I like to feed my senses with natural things. Maybe this isn’t so much about making the world at large a better place, but it feeds my spirit. My exploration of my sense of beauty means that I don’t have to rely on mainstream entertainment for all my entertainment needs. I learn to be satisfied by the things I have and the moments I’m in.
I’m a writer, so I write. I couldn’t paint a natural scene to save my life and so I leave that creative expression to those wonderful people who can. I practice aromatherapy and decorate my home in earth tones which I also wear. I wouldn’t want everyone to do as I do (life would be so much less diverse and I would be painfully bored), so let your unique creativity shine through.
The take home lesson here is that your creativity and your talents and sense of aesthetics are also a source of diversity and a means of improving your environment.
Eco-Challenges: It’s nice to spice up your commitment to the environment by occasionally picking up a new challenge. In the section labelled “eco-challenges”, I detail past and current challenges that I’ve decided to work toward. My rationale?

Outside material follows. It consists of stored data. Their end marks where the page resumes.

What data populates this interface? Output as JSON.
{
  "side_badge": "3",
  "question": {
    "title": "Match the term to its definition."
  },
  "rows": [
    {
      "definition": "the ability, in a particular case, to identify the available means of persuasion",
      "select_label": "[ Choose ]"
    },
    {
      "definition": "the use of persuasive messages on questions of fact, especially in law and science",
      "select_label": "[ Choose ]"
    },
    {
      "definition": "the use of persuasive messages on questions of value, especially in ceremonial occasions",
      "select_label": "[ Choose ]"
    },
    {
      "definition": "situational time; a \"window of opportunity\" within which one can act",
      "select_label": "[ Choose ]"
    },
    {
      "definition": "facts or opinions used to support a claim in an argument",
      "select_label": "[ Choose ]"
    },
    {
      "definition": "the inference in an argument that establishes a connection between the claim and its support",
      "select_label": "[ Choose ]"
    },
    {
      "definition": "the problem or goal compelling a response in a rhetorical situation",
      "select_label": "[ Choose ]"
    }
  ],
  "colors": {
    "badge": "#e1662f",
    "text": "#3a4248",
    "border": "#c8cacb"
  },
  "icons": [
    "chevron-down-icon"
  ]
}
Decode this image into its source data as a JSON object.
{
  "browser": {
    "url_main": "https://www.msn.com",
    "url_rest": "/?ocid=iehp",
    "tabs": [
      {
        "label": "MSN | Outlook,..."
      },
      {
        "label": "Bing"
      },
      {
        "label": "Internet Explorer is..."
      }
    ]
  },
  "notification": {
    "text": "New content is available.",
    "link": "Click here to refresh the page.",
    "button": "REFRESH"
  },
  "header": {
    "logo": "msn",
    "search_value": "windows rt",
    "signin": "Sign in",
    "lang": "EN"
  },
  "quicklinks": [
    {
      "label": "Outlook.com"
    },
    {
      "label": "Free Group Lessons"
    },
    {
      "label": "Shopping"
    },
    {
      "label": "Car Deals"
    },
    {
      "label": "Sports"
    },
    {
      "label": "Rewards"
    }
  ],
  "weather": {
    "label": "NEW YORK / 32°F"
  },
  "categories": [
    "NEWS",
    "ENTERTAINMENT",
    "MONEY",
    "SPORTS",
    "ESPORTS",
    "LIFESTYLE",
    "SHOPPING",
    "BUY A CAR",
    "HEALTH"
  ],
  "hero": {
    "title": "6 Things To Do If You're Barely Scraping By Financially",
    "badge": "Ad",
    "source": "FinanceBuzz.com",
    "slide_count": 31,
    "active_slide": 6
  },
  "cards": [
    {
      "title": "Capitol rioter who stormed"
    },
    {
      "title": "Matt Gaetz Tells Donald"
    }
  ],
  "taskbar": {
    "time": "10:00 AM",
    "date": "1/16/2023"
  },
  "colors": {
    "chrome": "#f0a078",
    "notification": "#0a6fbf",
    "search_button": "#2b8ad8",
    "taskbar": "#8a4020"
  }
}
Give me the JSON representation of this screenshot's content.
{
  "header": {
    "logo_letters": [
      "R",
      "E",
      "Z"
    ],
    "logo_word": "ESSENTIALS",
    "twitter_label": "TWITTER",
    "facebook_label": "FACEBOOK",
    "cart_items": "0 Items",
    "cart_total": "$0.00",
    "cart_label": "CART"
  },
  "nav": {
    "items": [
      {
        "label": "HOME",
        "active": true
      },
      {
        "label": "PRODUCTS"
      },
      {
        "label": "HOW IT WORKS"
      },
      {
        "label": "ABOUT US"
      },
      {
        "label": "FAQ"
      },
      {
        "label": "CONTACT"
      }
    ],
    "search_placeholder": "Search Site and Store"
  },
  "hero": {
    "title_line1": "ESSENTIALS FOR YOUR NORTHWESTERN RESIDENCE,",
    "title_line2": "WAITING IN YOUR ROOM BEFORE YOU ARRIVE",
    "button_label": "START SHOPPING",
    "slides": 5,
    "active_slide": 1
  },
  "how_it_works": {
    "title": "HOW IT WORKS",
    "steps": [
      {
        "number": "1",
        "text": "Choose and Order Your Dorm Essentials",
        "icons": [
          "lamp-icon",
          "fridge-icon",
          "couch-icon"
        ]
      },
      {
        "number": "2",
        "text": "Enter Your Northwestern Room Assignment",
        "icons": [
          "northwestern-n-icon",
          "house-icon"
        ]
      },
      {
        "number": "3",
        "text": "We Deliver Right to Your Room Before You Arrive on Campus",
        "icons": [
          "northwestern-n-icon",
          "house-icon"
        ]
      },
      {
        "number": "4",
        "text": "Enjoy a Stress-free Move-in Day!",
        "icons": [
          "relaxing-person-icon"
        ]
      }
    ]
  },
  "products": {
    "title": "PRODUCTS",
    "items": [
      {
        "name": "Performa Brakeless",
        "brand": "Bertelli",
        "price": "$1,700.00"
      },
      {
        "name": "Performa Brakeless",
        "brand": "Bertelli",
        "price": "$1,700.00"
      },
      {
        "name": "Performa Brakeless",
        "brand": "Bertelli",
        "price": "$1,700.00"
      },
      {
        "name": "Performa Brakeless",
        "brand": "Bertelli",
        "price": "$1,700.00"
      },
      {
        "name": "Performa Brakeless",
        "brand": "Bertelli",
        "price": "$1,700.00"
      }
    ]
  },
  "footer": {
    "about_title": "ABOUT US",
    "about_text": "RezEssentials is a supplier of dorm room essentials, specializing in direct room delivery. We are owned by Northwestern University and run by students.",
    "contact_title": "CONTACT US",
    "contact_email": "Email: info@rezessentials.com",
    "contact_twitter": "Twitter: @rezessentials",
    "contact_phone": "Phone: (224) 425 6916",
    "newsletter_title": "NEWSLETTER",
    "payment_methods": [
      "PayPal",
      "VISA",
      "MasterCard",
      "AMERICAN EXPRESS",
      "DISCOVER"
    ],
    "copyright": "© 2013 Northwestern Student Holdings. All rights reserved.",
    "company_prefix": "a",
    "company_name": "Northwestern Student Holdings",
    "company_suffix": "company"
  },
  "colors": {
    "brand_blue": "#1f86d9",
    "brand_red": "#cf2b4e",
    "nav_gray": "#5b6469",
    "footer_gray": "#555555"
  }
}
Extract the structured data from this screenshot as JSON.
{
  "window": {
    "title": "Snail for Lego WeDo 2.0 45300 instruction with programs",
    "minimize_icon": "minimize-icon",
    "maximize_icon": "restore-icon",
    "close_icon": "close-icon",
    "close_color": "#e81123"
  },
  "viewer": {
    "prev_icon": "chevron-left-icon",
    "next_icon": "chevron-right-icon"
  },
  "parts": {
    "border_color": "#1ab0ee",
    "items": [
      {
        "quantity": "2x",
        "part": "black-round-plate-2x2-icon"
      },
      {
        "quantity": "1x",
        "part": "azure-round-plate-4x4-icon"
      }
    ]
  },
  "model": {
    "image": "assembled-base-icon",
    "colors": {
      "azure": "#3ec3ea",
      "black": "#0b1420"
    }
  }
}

I hope that these pieces will inspire you or at least provide you with ideas of changes that you might like to make.
Environmental Activism: This is what most people think about when they hear the word “environmentalism”. It has been linked to all of the above approaches, but I tend to think of it as trying to change other people’s behavior to be more environmentally friendly. You can find the whole gambit of approaches to this from eco-terrorism to protests to paying some environmental charity. What you do depends upon your temperament and goals. I’m not really interested in fighting people until they believe the same things I do. My approach has been to provide information for people who have already decided that they would like to become more connected to the environment. For everyone else, I try to lead by example. I donate as well, but only to carefully scrutinized environmental charities that do not conflict with my own philosophy.
As you can see, there are multiple ways in which one can relate to the environment. I’m sure that the above list is non-exhaustive.
I tend to employ different approaches at different times of the year. I find the winter months to be a useful time to look at my behaviors in the home because I spend a lot more time there. In the spring, I tend to focus on my gardening and homesteading interests. In the summer, I tend to spend more time recreating outdoors. Finally, In the autumn, I tend to turn inward to review my ethical standards and my spiritual health.
Regardless of the season, if you’re looking to make some changes, but aren’t sure where to start, a good place to look is in your own home.
The Next Step
If you’ve found one of the above approaches that really resonates with you, then that is a great place to start. This site is continually growing and archived content will be located under the headings explained above.